Last Call: Dr. Ruth Westheimer, Sommelier?

Serious Eats: Shake Shack‘s first Philly location opens next week. Welcome to the party, Philadelphia.

GrubStreet: Meanwhile, in The Hamptons, all the Real Housewives can nurse their cheap pinot hangovers with a slice of crack pie. A Momofuku Milk Bar pops up in Montauk, just in time for summer.

Lot 18: Eric Ripert tells the story of his craziest night with BFF Anthony Bourdain and the story of his craziest Le Bernardin patron. One involves tequila and one involves champagne. We’ll let you guess which is which.

Napa Valley Register: As if there was ever any doubt, this interview proves that Thomas Keller is, in fact, just the nicest guy ever. What an embarrassment to the celebrity chef community.

Huffington Post: We may finally feel comfortable listening to Dr.
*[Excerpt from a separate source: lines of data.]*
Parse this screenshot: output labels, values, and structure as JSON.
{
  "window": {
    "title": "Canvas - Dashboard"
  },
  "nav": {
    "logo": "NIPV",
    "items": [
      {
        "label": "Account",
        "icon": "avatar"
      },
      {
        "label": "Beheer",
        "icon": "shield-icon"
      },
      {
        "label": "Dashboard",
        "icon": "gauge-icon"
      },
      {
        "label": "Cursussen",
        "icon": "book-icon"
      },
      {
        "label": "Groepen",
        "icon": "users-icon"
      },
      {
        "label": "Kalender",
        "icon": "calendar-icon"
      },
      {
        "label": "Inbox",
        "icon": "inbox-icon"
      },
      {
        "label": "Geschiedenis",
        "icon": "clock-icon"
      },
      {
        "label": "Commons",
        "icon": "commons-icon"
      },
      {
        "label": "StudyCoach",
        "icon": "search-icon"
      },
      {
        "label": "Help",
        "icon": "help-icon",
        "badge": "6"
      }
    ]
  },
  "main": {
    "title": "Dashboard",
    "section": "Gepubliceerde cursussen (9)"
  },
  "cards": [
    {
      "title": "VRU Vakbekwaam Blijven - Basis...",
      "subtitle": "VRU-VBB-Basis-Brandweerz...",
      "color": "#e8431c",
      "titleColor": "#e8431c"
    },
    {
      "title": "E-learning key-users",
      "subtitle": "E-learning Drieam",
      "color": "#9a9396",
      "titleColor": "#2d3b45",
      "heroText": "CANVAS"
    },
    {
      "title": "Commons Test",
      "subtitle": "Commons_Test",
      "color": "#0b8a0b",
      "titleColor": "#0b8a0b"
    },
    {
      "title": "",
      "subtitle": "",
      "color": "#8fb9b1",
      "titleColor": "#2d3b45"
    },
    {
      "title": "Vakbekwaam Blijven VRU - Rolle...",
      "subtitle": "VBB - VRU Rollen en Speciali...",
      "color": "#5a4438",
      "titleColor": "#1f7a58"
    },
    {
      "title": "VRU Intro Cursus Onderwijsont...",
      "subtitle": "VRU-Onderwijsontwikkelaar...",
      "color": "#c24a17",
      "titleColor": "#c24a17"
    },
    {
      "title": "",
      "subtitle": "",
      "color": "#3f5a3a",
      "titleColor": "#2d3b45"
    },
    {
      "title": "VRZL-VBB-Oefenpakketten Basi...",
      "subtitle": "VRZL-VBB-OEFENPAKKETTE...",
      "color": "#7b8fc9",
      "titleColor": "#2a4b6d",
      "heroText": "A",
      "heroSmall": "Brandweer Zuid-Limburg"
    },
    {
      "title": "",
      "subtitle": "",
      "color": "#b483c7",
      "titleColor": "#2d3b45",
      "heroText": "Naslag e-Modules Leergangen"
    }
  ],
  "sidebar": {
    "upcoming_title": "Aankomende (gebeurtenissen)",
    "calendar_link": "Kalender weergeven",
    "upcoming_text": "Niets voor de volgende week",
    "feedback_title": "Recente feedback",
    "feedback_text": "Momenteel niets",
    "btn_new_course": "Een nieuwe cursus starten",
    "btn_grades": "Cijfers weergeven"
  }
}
Ruth “Could Be Our Bubbe” Westheimer discuss naughty things ad nauseum and hawk sex toys, but we don’t think we’re ready to sip on her wine just yet. She has launched a line of three low-alcohol wines in an effort to encourage couples to relax without getting too wasted to do the deed. Which, to us, just sounds like a wicked headache waiting to happen.

GrubStreet: The morning after you consume your Dr. Ruth wine, you may find yourself in need of a hangover helper. May we suggest Taco Bell‘s vomitrocious Mountain Dew/OJ concoction? Yeah, this is what happens when Taco Bell tackles “mixology.” Wait for the best part — this bev is meant to be served as a BREAKFAST item. First of all, ew. Second of all, WHO is ordering off the Taco Bell breakfast menu?!